Stwierdzałem to już wielokrotnie, w pełni świadom tego, co im zawdzięczam. Często odnajdywałem w nich prostą nić przewodnią Ewangelii, tak jak nauczyła mnie jej moja matka, mój pierwszy Kościół –właśnie tu, w Algierii, już wtedy  w postawie szacunku wobec muzułmanów. Moja śmierć zapewne okaże się argumentem dla tych, którzy uważali mnie za naiwnego idealistę. „Niech nam powie teraz, co o tym myśli”. Ale niech ci ludzie wiedzą, że wtedy moja najbardziej dociekliwa ciekawość będzie już zaspokojona. Bo wtedy, jeśli Bóg zechce, będę mógł zobaczyć Jego dzieci islamskie, tak jak On je widzi, ogarniętych światłością chwały Chrystusa, jako owoce Jego Męki, obdarzonych Darem Ducha, którego tajemną radością będzie zawsze tworzenie więzi i odnajdowanie podobieństw, nie niwelując różnic.

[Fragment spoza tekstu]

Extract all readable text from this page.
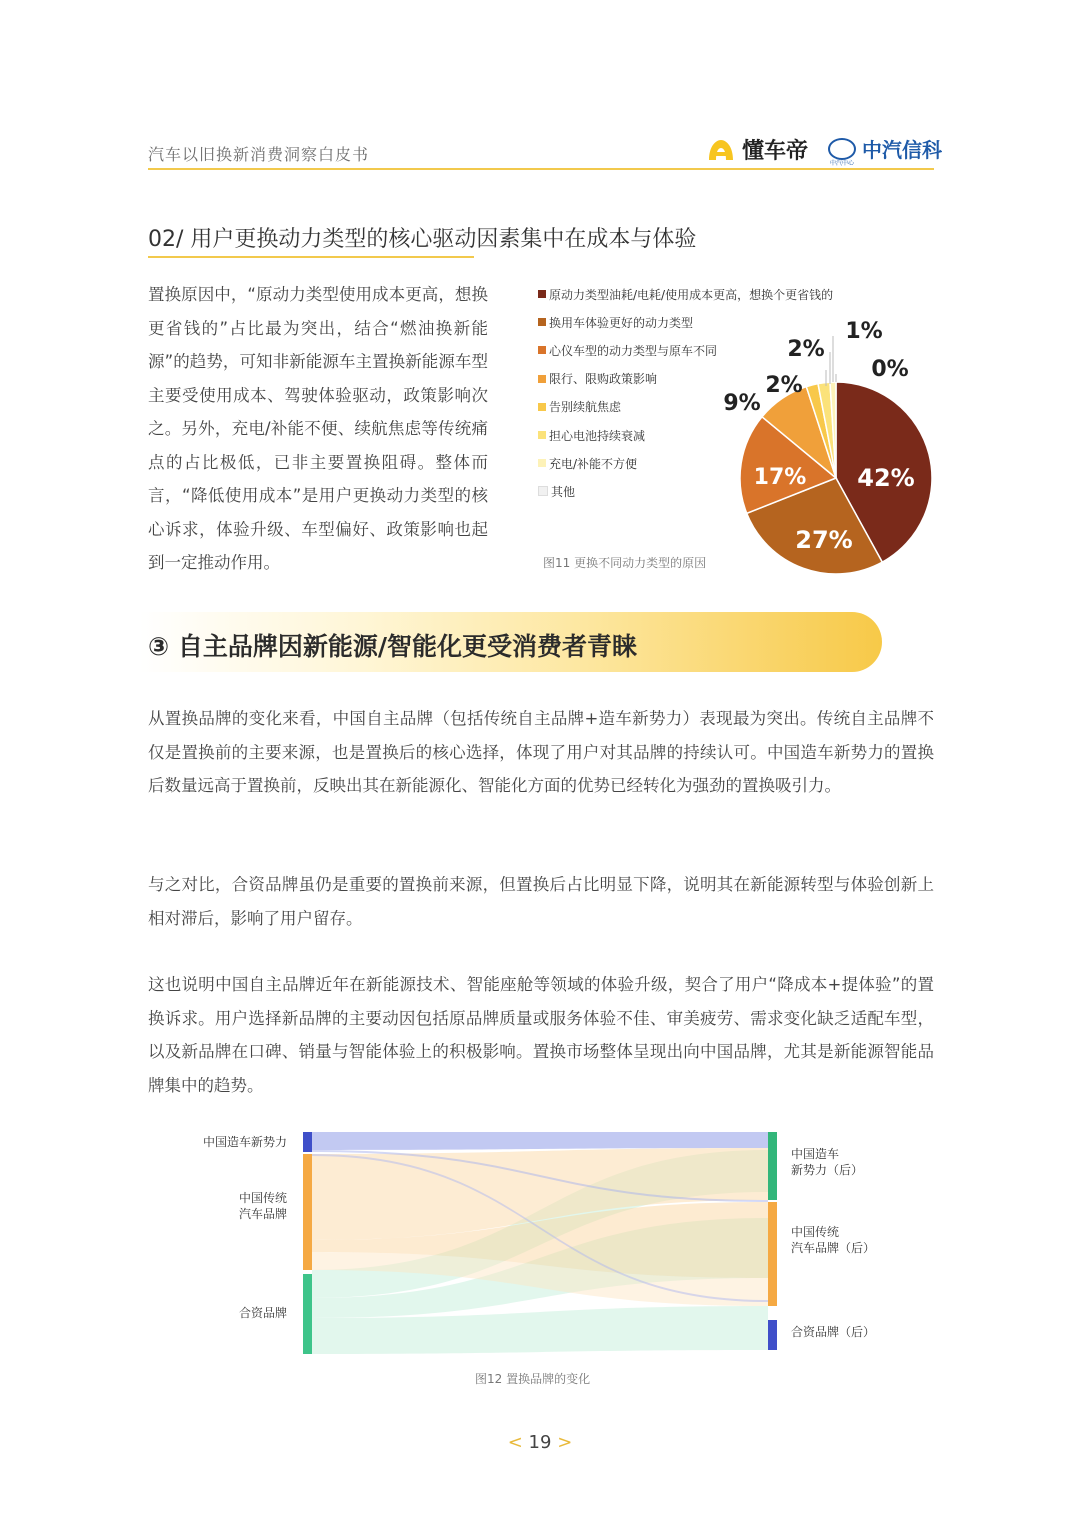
汽车以旧换新消费洞察白皮书	懂车帝	中汽中心
中汽信科
02/ 用户更换动力类型的核心驱动因素集中在成本与体验
置换原因中，“原动力类型使用成本更高，想换更省钱的”占比最为突出，结合“燃油换新能源”的趋势，可知非新能源车主置换新能源车型主要受使用成本、驾驶体验驱动，政策影响次之。另外，充电/补能不便、续航焦虑等传统痛点的占比极低，已非主要置换阻碍。整体而言，“降低使用成本”是用户更换动力类型的核心诉求，体验升级、车型偏好、政策影响也起到一定推动作用。
原动力类型油耗/电耗/使用成本更高，想换个更省钱的
换用车体验更好的动力类型
心仪车型的动力类型与原车不同
限行、限购政策影响
告别续航焦虑
担心电池持续衰减
充电/补能不方便
其他
图11 更换不同动力类型的原因
42%
27%
17%
9%
2%
2%
1%
0%
③ 自主品牌因新能源/智能化更受消费者青睐
从置换品牌的变化来看，中国自主品牌（包括传统自主品牌+造车新势力）表现最为突出。传统自主品牌不仅是置换前的主要来源，也是置换后的核心选择，体现了用户对其品牌的持续认可。中国造车新势力的置换后数量远高于置换前，反映出其在新能源化、智能化方面的优势已经转化为强劲的置换吸引力。
与之对比，合资品牌虽仍是重要的置换前来源，但置换后占比明显下降，说明其在新能源转型与体验创新上相对滞后，影响了用户留存。
这也说明中国自主品牌近年在新能源技术、智能座舱等领域的体验升级，契合了用户“降成本+提体验”的置换诉求。用户选择新品牌的主要动因包括原品牌质量或服务体验不佳、审美疲劳、需求变化缺乏适配车型，以及新品牌在口碑、销量与智能体验上的积极影响。置换市场整体呈现出向中国品牌，尤其是新能源智能品牌集中的趋势。
中国造车新势力
中国传统
汽车品牌
合资品牌
中国造车
新势力（后）
中国传统
汽车品牌（后）
合资品牌（后）
图12 置换品牌的变化
< 19 >
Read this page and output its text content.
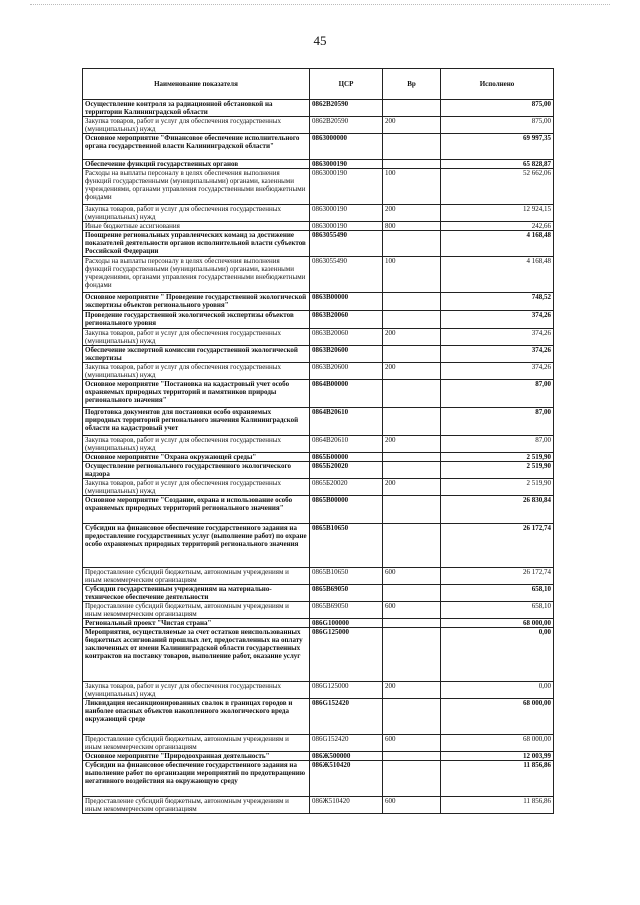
45
Наименование показателя	ЦСР	Вр	Исполнено
Осуществление контроля за радиационной обстановкой на территории Калининградской области	0862В20590		875,00
Закупка товаров, работ и услуг для обеспечения государственных (муниципальных) нужд	0862В20590	200	875,00
Основное мероприятие "Финансовое обеспечение исполнительного органа государственной власти Калининградской области"	0863000000		69 997,35
Обеспечение функций государственных органов	0863000190		65 828,87
Расходы на выплаты персоналу в целях обеспечения выполнения функций государственными (муниципальными) органами, казенными учреждениями, органами управления государственными внебюджетными фондами	0863000190	100	52 662,06
Закупка товаров, работ и услуг для обеспечения государственных (муниципальных) нужд	0863000190	200	12 924,15
Иные бюджетные ассигнования	0863000190	800	242,66
Поощрение региональных управленческих команд за достижение показателей деятельности органов исполнительной власти субъектов Российской Федерации	0863055490		4 168,48
Расходы на выплаты персоналу в целях обеспечения выполнения функций государственными (муниципальными) органами, казенными учреждениями, органами управления государственными внебюджетными фондами	0863055490	100	4 168,48
Основное мероприятие " Проведение государственной экологической экспертизы объектов регионального уровня"	0863В00000		748,52
Проведение государственной экологической экспертизы объектов регионального уровня	0863В20060		374,26
Закупка товаров, работ и услуг для обеспечения государственных (муниципальных) нужд	0863В20060	200	374,26
Обеспечение экспертной комиссии государственной экологической экспертизы	0863В20600		374,26
Закупка товаров, работ и услуг для обеспечения государственных (муниципальных) нужд	0863В20600	200	374,26
Основное мероприятие "Постановка на кадастровый учет особо охраняемых природных территорий и памятников природы регионального значения"	0864В00000		87,00
Подготовка документов для постановки особо охраняемых природных территорий регионального значения Калининградской области на кадастровый учет	0864В20610		87,00
Закупка товаров, работ и услуг для обеспечения государственных (муниципальных) нужд	0864В20610	200	87,00
Основное мероприятие "Охрана окружающей среды"	0865Б00000		2 519,90
Осуществление регионального государственного экологического надзора	0865Б20020		2 519,90
Закупка товаров, работ и услуг для обеспечения государственных (муниципальных) нужд	0865Б20020	200	2 519,90
Основное мероприятие "Создание, охрана и использование особо охраняемых природных территорий регионального значения"	0865В00000		26 830,84
Субсидии на финансовое обеспечение государственного задания на предоставление государственных услуг (выполнение работ) по охране особо охраняемых природных территорий регионального значения	0865В10650		26 172,74
Предоставление субсидий бюджетным, автономным учреждениям и иным некоммерческим организациям	0865В10650	600	26 172,74
Субсидии государственным учреждениям на материально-техническое обеспечение деятельности	0865В69050		658,10
Предоставление субсидий бюджетным, автономным учреждениям и иным некоммерческим организациям	0865В69050	600	658,10
Региональный проект "Чистая страна"	086G100000		68 000,00
Мероприятия, осуществляемые за счет остатков неиспользованных бюджетных ассигнований прошлых лет, предоставленных на оплату заключенных от имени Калининградской области государственных контрактов на поставку товаров, выполнение работ, оказание услуг	086G125000		0,00
Закупка товаров, работ и услуг для обеспечения государственных (муниципальных) нужд	086G125000	200	0,00
Ликвидация несанкционированных свалок в границах городов и наиболее опасных объектов накопленного экологического вреда окружающей среде	086G152420		68 000,00
Предоставление субсидий бюджетным, автономным учреждениям и иным некоммерческим организациям	086G152420	600	68 000,00
Основное мероприятие "Природоохранная деятельность"	086Ж500000		12 003,99
Субсидии на финансовое обеспечение государственного задания на выполнение работ по организации мероприятий по предотвращению негативного воздействия на окружающую среду	086Ж510420		11 856,86
Предоставление субсидий бюджетным, автономным учреждениям и иным некоммерческим организациям	086Ж510420	600	11 856,86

Za życie utracone, całkowicie moje i całkowicie ich, dziękuję Bogu, który jak gdyby tylko dla tej Radości je stworzył, radości ze wszystkiego i mimo wszystko. Do tego „dziękuję” za całe moje życie wraz z tym, co jeszcze może się w nim zdarzyć, włączam Was wszystkich, przyjaciół dawnych i dzisiejszych, i Was przyjaciół tu na miejscu, a także moją matkę i ojca, siostry i braci, i ich rodziny – moje stokrotnie dzięki, jak obiecałem! A także ciebie, przyjacielu mojej ostatniej minuty, który nie będziesz wiedział, co czynisz. Tak, ciebie też do mojego „dziękuję” włączam i mówię Ci: do zobaczenia w  Bogu, którego widzę także w twojej twarzy. By dane nam było się spotkać, jak dobrym łotrom, w raju, jeśli taka jest wola Boga, który jest Ojcem nas obu. Amen. Inch’Allah.